Why decorum in court proceedings matters now more than ever

On Behalf of | May 4, 2022 | Insight, Practice

During the coronavirus pandemic, the highest court in the land has been holding oral arguments via telephone and live-streaming the proceedings. In the oral arguments in Barr v. American Association of Political Consultants, Chief Justice John G. Roberts Jr. began the proceedings by warning everyone to turn off their cellphones.

He neglected, however, to remind people to avoid using the restroom during the proceedings — or at least muting themselves before doing so. But perhaps he should have.

That’s because toward the end of the arguments, at about 59 minutes into the scheduled hour, it sounded as if a toilet was flushing.

The Supreme Court has resisted broadcasting oral arguments live in the past, either by audio or video. They have cited concerns about people grandstanding or the court becoming a circus.

The toilet-flushing incident seems like a silly example of a lapse in decorum, resulting in humorous tweets and gentle mockery.

But this lapse in decorum carries with it a more serious concern. There is a reason courts are often housed in imposing, even palatial, buildings, why the judges wear long black robes and hold gavels, and why the physical set up of the courtroom indicates the importance of the various parties. The architecture and trappings of a courtroom signal the seriousness of the business carried on inside it. The physical location helps represent that the court brings to bear the full weight, power and importance of the federal or state government and the rule of law.

The strength of our legal system is built on that sense of the gravitas of the proceedings.

Nowhere is that gravitas, that seriousness, more manifest than in the hallowed halls of the United States Supreme Court. Its weight is certainly not simply symbolic. The highest court in our land carries the full weight of our laws and legal traditions. Absent the trappings of the court, at home in their intimate, everyday surroundings, how can the justices hope to instill the proceedings with the same level of weightiness and gravitas?

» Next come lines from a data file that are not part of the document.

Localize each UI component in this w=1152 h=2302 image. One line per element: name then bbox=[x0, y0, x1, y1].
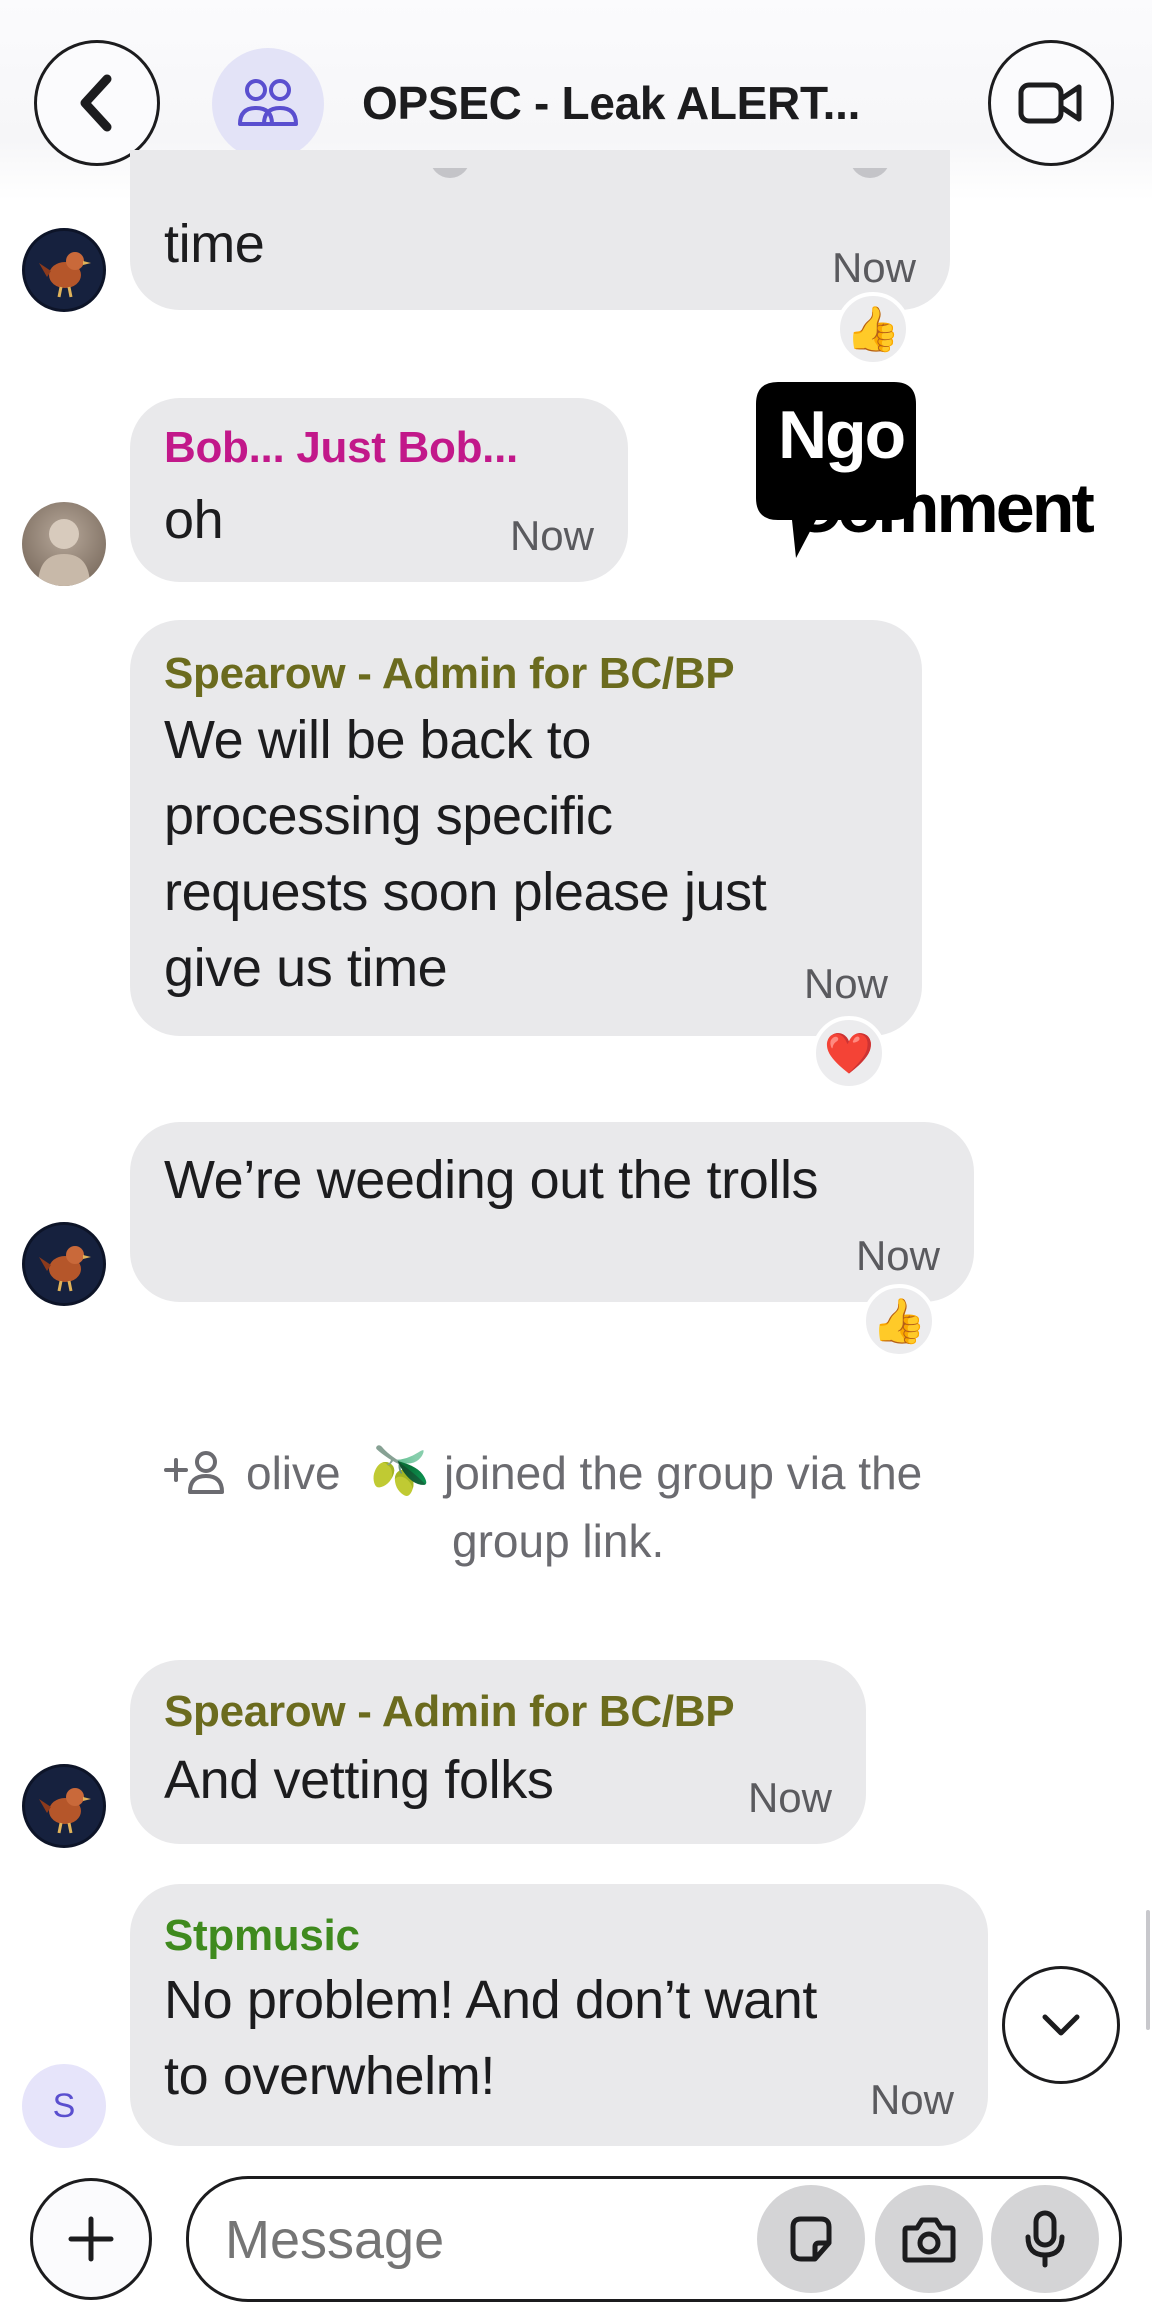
message-composer[interactable] bbox=[186, 2176, 1122, 2302]
message-time: Now bbox=[869, 2076, 954, 2123]
message-text-line: processing specific bbox=[164, 786, 613, 846]
message-text-line: give us time bbox=[164, 938, 448, 998]
avatar[interactable] bbox=[22, 1764, 106, 1848]
message-time: Now bbox=[831, 244, 916, 291]
message-bubble[interactable]: We’re weeding out the trolls Now bbox=[130, 1122, 974, 1302]
message-bubble[interactable]: Stpmusic No problem! And don’t want to o… bbox=[130, 1884, 988, 2146]
message-text-line: to overwhelm! bbox=[164, 2046, 495, 2106]
bird-avatar-icon bbox=[39, 1788, 91, 1834]
message-text-line: We will be back to bbox=[164, 710, 591, 770]
reaction-badge[interactable]: ❤️ bbox=[812, 1016, 886, 1090]
chevron-left-icon bbox=[80, 74, 112, 132]
thumbs-up-icon: 👍 bbox=[845, 305, 901, 354]
sender-name: Bob... Just Bob... bbox=[164, 423, 518, 472]
message-bubble[interactable]: Spearow - Admin for BC/BP And vetting fo… bbox=[130, 1660, 866, 1844]
system-event-line2: group link. bbox=[452, 1515, 665, 1567]
avatar[interactable]: S bbox=[22, 2064, 106, 2148]
olive-emoji: 🫒 bbox=[370, 1445, 430, 1498]
bird-avatar-icon bbox=[39, 1246, 91, 1292]
heart-icon: ❤️ bbox=[824, 1031, 874, 1076]
message-time: Now bbox=[855, 1232, 940, 1279]
message-text: oh bbox=[164, 490, 224, 550]
sticker-button[interactable] bbox=[757, 2185, 865, 2293]
microphone-button[interactable] bbox=[991, 2185, 1099, 2293]
video-camera-icon bbox=[1018, 82, 1082, 124]
clipped-text bbox=[130, 168, 950, 208]
scroll-down-button[interactable] bbox=[1002, 1966, 1120, 2084]
add-person-icon bbox=[164, 1451, 224, 1494]
message-time: Now bbox=[509, 512, 594, 559]
message-text-line: No problem! And don’t want bbox=[164, 1970, 817, 2030]
avatar[interactable] bbox=[22, 1222, 106, 1306]
message-text: We’re weeding out the trolls bbox=[164, 1150, 819, 1210]
message-text-line: requests soon please just bbox=[164, 862, 767, 922]
scrollbar[interactable] bbox=[1146, 1910, 1150, 2030]
message-time: Now bbox=[803, 960, 888, 1007]
sender-name: Stpmusic bbox=[164, 1911, 360, 1960]
message-input[interactable] bbox=[223, 2201, 727, 2279]
message-bubble[interactable]: Bob... Just Bob... oh Now bbox=[130, 398, 628, 582]
chevron-down-icon bbox=[1042, 2014, 1080, 2036]
avatar[interactable] bbox=[22, 228, 106, 312]
group-avatar[interactable] bbox=[212, 48, 324, 160]
watermark-line1: Ngo bbox=[778, 397, 906, 473]
watermark-line2: Comment bbox=[790, 469, 1095, 547]
message-bubble[interactable]: Spearow - Admin for BC/BP We will be bac… bbox=[130, 620, 922, 1036]
sender-name: Spearow - Admin for BC/BP bbox=[164, 1687, 735, 1736]
plus-icon bbox=[68, 2216, 114, 2262]
message-time: Now bbox=[747, 1774, 832, 1821]
reaction-badge[interactable]: 👍 bbox=[862, 1284, 936, 1358]
sender-name: Spearow - Admin for BC/BP bbox=[164, 649, 735, 698]
system-event-user[interactable]: olive bbox=[246, 1446, 341, 1500]
bird-avatar-icon bbox=[39, 252, 91, 298]
back-button[interactable] bbox=[34, 40, 160, 166]
thumbs-up-icon: 👍 bbox=[871, 1297, 927, 1346]
system-event-text: joined the group via the bbox=[444, 1447, 923, 1499]
sticker-icon bbox=[790, 2216, 832, 2262]
video-call-button[interactable] bbox=[988, 40, 1114, 166]
camera-button[interactable] bbox=[875, 2185, 983, 2293]
avatar[interactable] bbox=[22, 502, 106, 586]
reaction-badge[interactable]: 👍 bbox=[836, 292, 910, 366]
chat-title[interactable]: OPSEC - Leak ALERT... bbox=[362, 76, 860, 130]
camera-icon bbox=[902, 2217, 956, 2263]
message-text: And vetting folks bbox=[164, 1750, 554, 1810]
microphone-icon bbox=[1025, 2210, 1065, 2268]
group-icon bbox=[238, 79, 298, 126]
system-event-line1: olive 🫒 joined the group via the bbox=[162, 1442, 1062, 1502]
statue-avatar-icon bbox=[38, 519, 90, 586]
message-text: time bbox=[164, 214, 265, 274]
add-button[interactable] bbox=[30, 2178, 152, 2300]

These expectations of decorum may not seem critical, but arguments can be made that the strength of a country’s legal institutions relies on the degree to which the public trusts and respects those institutions. Without it, the nation runs the risk of courts becoming a laughingstock, a place of grandstanding and pageantry. A circus.

A closer to home case provides an even more apt example of what can happen when courts lose control over their own proceedings.

The high-stakes Zoom hearing for the case between Gov. John Bel Edwards and Attorney General Jeff Landry over the state’s Coronavirus restrictions resulted in members of the public crashing the hearing and wreaking havoc.

While up to 300 individuals were allowed to attend virtually, only attorneys were supposed to have the ability to speak. But soon unidentified individuals and members of the public repeatedly interrupted the proceedings to weigh in, going as far as claiming the judge presiding over the case had been “bought off” or was “very biased,” while dogs barked and other noises were heard in the background.

The resulting debacle exasperated the judge and derailed focus from the critical legal case at the center of the hearing. It also clearly reveals the stakes of Zoom hearings and depositions. Members of the public interrupting a hearing to opine that the presiding judge was bought off without censure would never happen in a physical courtroom. And that kind of incident, especially when it is broadcast for all to hear, is certainly damaging to the public’s perception of the trustworthiness of the judge and his decision in the case.

Allowing such things to happen, even inadvertently or erroneously, in Zoom proceedings threatens to undermine the integrity of the very institution itself.

This might seem like a fleeting problem in the scope of our long legal history, one that will be remedied after the end of the pandemic. But these changes made necessary by the pandemic have revealed that court proceedings can be done virtually, a shift that offers much needed increased flexibility and cost savings for already under-funded and short-staffed courts, making them very unlikely to go away when the pandemic ends.

But conducting legal proceedings remotely is not without its costs. The legal field is built on deep traditions meant to instill and enforce respect for the law, and the trust in the integrity and honor of the system is not ancillary to its functioning but essential. The judge, the witnesses, the jury, the attorneys — they all must play their role with the utmost honor and respect for the legal process for the system to function effectively.

Without the decorum that traditionally accompanies court proceedings, the law ceases to be an institution and instead becomes a voice over the phone, a window in your computer, a toilet flushing in the middle of oral arguments.

The legal profession is at a precipice. Economic forces threaten to undermine the long-standing traditions of the profession by sacrificing decorum for convenience, dignity for reduced costs, and gravitas for expedience.

It is our jobs as representatives of the legal profession to push back against the lowering of expectations of decorum in the court system and to advocate for a return to physical court proceedings in the future. Our legal system depends upon it.